Patient and advocacy groups are suing the Trump administration following a decision to extend the availability of short-term health plans.
The change is one of many being made by President Trump in an attempt to limit the effectiveness of ObamaCare. This and other recent decisions made by President Trump are likely to significantly impact health care premiums and coverage. The lawsuit filed by patient and healthcare industry groups objects to the Trump administration’s changes.
How Short-term Care Plans Have Changed
Following the passage of the Affordable Care Act, short-term plans were intended to be used as temporary stop-gaps. Patients who experienced small periods of hardship or were in-between jobs could take advantage of such a plan before purchasing a more comprehensive, long-term health plan. Because of their temporary nature, these plans were limited to three months in length.
Following changes made by the Trump administration, these “short-term plans” are now available to be purchased for up to a full year. In addition, the plans can be renewed for three years, rendering them much more “long-term” than their Obama administration counterparts. Some experts fear this will encourage some consumers to abandon their current plans in favor of short-term plans with significantly less coverage, rendering more vulnerable those who need the most robust insurance coverage.

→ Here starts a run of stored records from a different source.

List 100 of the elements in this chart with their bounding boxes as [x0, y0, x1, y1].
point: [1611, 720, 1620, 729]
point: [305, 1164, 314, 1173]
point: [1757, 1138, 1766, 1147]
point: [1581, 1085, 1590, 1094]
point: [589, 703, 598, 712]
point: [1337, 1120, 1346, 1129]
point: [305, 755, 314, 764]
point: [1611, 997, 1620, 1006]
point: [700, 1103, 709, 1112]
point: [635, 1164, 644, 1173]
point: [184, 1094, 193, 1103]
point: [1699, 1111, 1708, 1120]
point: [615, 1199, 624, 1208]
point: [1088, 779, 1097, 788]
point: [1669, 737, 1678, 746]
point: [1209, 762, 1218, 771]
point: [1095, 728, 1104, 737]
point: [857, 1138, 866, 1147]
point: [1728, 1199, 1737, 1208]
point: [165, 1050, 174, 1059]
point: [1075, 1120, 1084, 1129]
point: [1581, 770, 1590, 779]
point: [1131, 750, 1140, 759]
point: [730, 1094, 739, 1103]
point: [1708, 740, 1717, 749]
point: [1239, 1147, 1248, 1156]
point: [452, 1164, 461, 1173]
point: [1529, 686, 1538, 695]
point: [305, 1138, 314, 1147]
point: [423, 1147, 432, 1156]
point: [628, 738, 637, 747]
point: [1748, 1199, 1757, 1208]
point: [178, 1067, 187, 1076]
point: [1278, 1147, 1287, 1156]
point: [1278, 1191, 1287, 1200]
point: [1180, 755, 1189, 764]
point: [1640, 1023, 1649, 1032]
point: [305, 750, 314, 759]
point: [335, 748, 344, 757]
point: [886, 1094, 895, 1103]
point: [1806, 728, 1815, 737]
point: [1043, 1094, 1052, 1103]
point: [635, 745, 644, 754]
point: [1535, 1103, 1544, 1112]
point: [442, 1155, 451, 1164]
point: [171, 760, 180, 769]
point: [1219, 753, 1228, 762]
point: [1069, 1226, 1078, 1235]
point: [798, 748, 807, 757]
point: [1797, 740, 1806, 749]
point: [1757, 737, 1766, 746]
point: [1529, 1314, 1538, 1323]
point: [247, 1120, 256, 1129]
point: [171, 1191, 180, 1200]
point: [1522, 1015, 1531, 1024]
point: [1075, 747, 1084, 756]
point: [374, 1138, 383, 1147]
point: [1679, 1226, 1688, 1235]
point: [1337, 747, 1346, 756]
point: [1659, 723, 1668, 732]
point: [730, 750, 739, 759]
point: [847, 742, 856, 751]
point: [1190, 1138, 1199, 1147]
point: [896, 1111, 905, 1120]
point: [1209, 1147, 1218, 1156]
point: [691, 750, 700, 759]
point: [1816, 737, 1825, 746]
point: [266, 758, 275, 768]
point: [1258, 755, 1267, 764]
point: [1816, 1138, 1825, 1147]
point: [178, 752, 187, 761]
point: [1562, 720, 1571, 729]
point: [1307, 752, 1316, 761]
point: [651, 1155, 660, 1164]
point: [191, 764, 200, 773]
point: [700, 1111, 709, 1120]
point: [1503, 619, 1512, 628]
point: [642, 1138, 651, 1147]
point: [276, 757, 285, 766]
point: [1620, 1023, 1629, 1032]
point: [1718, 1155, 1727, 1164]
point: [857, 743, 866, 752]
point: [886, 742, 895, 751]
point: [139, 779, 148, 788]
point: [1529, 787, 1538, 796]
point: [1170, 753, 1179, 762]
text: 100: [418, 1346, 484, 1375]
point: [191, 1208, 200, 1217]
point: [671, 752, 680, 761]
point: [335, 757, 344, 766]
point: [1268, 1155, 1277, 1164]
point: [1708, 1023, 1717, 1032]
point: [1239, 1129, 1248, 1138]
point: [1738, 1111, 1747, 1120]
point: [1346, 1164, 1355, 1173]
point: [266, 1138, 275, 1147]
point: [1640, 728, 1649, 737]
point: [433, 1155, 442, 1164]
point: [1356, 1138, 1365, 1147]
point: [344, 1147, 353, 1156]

Because they aren’t subject to the same rules as other health plan options, short-term plans have a distinct advantage over long-term plans in the healthcare market. Thanks to their lack of coverage compared to other options, short-term plans create fewer expenses for insurance companies. According to a study held by the Wakely Consulting Group, two million Americans could switch to short-term health plans, causing up to a 6.6% increase in premiums.
The lawsuit is just one of a series of lawsuits attempting to prevent the Affordable Care Act from being dismantled. The healthcare groups that filed the suit claim the Trump administration was unable to offer proper justification for overturning the Obama administration-era rule limiting short-term plans to only three months. In addition, the lawsuit accuses the administration of failing to disclose information regarding the renewability of the health plans. Those that filed the lawsuit hope to establish a higher level of accountability for the president, who announced his intentions to overturn the Affordable Care Act before he was elected in 2016.
Harmful for the Consumer
Because short-term health plans are more limited in coverage, they often fail to protect those who are the most in need. ThinkProgress reports that approximately one-half of short-term plans do not cover services relating to mental health and addiction in a time where suicides and overdoses are reaching new highs. Those with pre-existing conditions are much more likely to be denied, and patients infected with HIV are unlikely to be covered at all.
Not all experts agree that Trump’s decision will be harmful. Proponents of the change don’t believe it will have a strong effect on the healthcare market. Short-term health plans mostly benefit those who do not already have a health plan, and if everyone keeps their current plan the market isn’t likely to change much. However, the possibility that some consumers may switch is dangerous to both patients and many within the healthcare industry.
Even before President Trump took office, Republican groups were familiar with courts being used as a tool to oppose healthcare reform. Right-wing groups used the courts in a similar manner to oppose aspects of the Affordable Care Act. “What we saw throughout the Obama administration was dozens of lawsuits filed by right-wing groups trying to eviscerate the ACA. Now things have flipped. There will be a new lawsuit every time the Trump administration does something to undermine the ACA,” said Washington and Lee University law professor Tim Jost as reported by Modern Healthcare.
Unless these lawsuits are effective at limiting the Trump administration’s ability to overturn parts of the Affordable Care Act, experts believe health insurance premiums will continue to increase.